Durham University also coordinated a specific training focused on the issue of the worldwide illicit traffic of ancient antiquities, during week 4 (24th – 30th July 2017) in Mahres, Tunisia.
Morgan Belzic (Ecole Pratique des Hautes Etudes)
John Brennan (Durham University)
One of the aspect of the training is the opportunity to train the expert archaeologists in the fight against the illicit traffic of antiquities and provide them with a tool which allows them to quickly record materials in storerooms and sites.
This aspect of the training was seeing as particularly important for the current situation in Libya, where the archaeological objects are constantly under risk of looting and many of them have already reached the international market for sale.
Illicit traffic of antiquities
For all the participants, this training was an absolute novelty and they were initiated to a new world of problems, issues and resolutions.
The issue of the illicit traffic was addressed by Morgan Belzic, who has been working for few years with the international police and ICOM to stop illicit traffic especially from Libya.
The first part of the training was therefore devoted to the explanations to the course participants of the system used for the illicit traffic of antiquities.
They were instructed in the way in which the materials are sent through different countries, to hide their original provenance, they change name and provenance several times, until finally a fake certificate of provenance is created.
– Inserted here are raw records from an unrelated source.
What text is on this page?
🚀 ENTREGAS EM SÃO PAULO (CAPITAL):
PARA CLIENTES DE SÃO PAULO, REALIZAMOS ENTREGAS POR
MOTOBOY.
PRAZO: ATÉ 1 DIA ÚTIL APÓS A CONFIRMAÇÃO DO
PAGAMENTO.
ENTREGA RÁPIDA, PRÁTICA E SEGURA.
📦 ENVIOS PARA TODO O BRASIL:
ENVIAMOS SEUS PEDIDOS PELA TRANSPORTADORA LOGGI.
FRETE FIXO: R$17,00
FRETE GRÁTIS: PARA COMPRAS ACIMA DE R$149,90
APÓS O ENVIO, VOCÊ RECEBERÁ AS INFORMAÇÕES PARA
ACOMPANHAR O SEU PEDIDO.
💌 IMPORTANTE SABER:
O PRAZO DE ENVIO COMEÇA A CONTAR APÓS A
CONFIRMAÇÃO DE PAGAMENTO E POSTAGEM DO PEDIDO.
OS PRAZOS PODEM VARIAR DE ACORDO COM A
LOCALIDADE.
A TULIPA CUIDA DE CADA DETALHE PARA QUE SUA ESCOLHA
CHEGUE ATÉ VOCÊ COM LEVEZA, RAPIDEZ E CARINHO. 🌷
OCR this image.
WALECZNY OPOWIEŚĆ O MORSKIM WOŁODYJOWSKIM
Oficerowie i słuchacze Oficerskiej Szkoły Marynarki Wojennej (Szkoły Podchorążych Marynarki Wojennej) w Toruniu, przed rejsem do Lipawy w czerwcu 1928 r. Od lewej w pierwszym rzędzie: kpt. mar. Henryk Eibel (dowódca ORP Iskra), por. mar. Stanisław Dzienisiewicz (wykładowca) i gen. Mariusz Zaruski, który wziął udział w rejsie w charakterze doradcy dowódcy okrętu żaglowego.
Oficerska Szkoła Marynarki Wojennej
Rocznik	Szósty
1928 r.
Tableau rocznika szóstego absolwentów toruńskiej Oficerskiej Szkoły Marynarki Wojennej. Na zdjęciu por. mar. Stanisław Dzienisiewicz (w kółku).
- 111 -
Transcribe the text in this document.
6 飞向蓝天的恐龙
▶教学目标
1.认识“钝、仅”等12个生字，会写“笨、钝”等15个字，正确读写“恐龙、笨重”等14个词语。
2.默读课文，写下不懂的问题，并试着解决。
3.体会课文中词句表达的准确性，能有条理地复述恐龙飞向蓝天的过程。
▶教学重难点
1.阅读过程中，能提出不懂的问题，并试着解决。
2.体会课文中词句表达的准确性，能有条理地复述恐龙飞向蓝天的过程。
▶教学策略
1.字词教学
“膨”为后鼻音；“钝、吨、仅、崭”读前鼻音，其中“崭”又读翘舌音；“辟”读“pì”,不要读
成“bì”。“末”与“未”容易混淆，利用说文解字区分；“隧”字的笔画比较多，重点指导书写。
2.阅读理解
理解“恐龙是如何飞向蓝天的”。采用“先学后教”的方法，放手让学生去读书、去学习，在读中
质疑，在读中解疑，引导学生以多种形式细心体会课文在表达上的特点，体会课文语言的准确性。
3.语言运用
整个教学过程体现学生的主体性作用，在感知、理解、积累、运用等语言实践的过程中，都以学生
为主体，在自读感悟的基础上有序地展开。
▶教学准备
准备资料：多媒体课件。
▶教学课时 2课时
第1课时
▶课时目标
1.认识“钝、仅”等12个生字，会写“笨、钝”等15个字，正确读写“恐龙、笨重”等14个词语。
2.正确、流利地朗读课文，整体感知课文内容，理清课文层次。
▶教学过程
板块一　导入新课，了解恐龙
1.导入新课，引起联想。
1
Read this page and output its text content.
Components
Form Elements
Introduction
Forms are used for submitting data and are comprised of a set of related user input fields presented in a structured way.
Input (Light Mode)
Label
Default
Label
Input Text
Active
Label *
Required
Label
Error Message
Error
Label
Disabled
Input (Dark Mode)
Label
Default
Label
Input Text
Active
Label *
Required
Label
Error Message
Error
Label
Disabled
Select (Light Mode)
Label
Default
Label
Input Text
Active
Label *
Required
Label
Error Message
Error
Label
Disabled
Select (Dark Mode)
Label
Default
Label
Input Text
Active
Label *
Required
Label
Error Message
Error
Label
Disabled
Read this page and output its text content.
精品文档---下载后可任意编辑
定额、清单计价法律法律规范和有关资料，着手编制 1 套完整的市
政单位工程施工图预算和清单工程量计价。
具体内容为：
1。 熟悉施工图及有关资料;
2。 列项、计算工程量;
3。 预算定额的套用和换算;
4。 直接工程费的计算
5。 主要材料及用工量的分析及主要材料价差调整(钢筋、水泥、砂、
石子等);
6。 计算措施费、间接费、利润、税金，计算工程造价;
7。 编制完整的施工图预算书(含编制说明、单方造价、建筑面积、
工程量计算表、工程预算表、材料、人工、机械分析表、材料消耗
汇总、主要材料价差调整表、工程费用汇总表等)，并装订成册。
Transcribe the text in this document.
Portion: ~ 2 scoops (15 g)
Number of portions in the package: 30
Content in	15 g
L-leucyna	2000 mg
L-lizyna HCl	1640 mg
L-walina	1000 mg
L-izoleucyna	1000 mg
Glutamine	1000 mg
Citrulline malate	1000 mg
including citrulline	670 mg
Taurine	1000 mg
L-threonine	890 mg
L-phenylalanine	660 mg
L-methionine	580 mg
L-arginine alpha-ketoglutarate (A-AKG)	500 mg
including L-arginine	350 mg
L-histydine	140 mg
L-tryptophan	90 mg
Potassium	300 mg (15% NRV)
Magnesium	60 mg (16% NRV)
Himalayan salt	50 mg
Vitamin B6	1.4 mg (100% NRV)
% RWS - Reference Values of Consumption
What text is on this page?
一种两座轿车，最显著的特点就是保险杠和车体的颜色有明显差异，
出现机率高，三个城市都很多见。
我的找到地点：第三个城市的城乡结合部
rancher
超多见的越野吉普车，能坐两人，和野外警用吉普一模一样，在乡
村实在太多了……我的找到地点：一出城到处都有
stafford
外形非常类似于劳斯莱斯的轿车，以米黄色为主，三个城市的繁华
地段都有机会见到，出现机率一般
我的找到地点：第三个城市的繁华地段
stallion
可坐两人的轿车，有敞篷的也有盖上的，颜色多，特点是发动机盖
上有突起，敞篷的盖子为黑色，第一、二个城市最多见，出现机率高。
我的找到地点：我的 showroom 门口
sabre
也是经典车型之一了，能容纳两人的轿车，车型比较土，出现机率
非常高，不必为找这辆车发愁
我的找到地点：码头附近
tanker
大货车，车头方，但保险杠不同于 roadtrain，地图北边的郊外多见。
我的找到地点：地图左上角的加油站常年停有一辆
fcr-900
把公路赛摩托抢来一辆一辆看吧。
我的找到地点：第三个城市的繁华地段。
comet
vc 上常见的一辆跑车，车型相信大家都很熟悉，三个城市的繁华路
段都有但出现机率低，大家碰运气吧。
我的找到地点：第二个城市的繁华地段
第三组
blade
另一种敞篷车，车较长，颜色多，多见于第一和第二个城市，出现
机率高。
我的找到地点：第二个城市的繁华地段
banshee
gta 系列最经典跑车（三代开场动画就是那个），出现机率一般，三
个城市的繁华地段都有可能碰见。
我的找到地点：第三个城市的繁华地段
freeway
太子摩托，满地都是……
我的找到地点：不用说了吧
They appear on auction catalogues often with different photographs, and they are often very difficult to be identified, if someone is not a specialist.
The next step was to explain the participants in what ways can the international illicit traffic can be stopped and how the police can support them in their work of protecting their objects and materials.
This knowledge is essential in the work of the expert archaeologists who are involved in the protection of the antiquities and it was essential to move to the next step of the training, where they were required to use the HeDAP, provide feedback, but also work on the structure of the APP, its vocabulary and its functions.
The HeDAP was created in 2014 with the aim to support a tool useful to fast record objects in store rooms and sites, providing accurate information to be stored in a second phase into the database with embedded the image recognition process, which will be included in the GIS.
The HeDAP had key challenges. The first practical session was at the Marabout at Iunca, where the trainees familiarise with the APP and tested it. After the first session a few issues, both technical and scientific were discussed. These were addressed and corrected immediately a two second practical sessions took place at the Museum in Sfax and at the site of Thenae.
The major issue that emerged was the Arabic vocabulary and a lot of the discussion was around the use of words in Libyan and Tunisian Arabic. It was a great opportunity to have Libyans and Tunisians working together.
The use and different meanings of the words of the two languages generated a very lively debate. The focus was particularly on the vocabulary for the sculpture (both Statuary and architectural materials); pottery and parts of the vessels; and the addition to the APP of a specific set of records for manuscripts and inscriptions, which are often preserved in store rooms.
The training for the use of HeDAP was directed to a small group of staff members of the Heritage sectors of Libya and Tunisia. The restricted choice was dictated by the need to provide advance training, not only on the use of the app, but also on its management. Moreover, the APP has been used since 2014, but is still developing. One of the major issues in the past has been the vocabulary and its translation into Arabic.
The training also included a series of lectures on the illicit traffic (especially from North Africa), its organization and the medium to fight against it.
The feedback indicates that the 87% of the participants found this aspect of the training of great interest and also absolutely new for them. They pointed out how this training was fundamental for them, since they have to deal constantly with issues of stolen objects, and they had never received specific training on this aspect. The 100% of the respondent indicated how this training changed their understanding of the issues of illicit traffic and its prevention.
The 100% of the respondent rated the course excellent and indicated that the whole activity was a great experience for them all for many reasons. They appreciated the opportunity to work in a small team. This gave them the chance to develop numerous discussions, curiosities and allowed them to improve the APP and shape it around their specific needs. All the respondents indicated this as a great added value to the whole experience. They found it extremely formative and it boosted their motivation and interest in the work with the materials to prevent their looting.
The APP was known to the Libyans participants, but it was a novelty for the Tunisians participants. The 100% of the respondent indicated that the APP and the training had changed their perception and their understanding of the importance of object recording and the actions to be taken in order to stop the international illicit traffic. They all engaged with the process of creating a shared vocabulary between Tunisians and Libyans and a common instrument that could be shared between the two countries.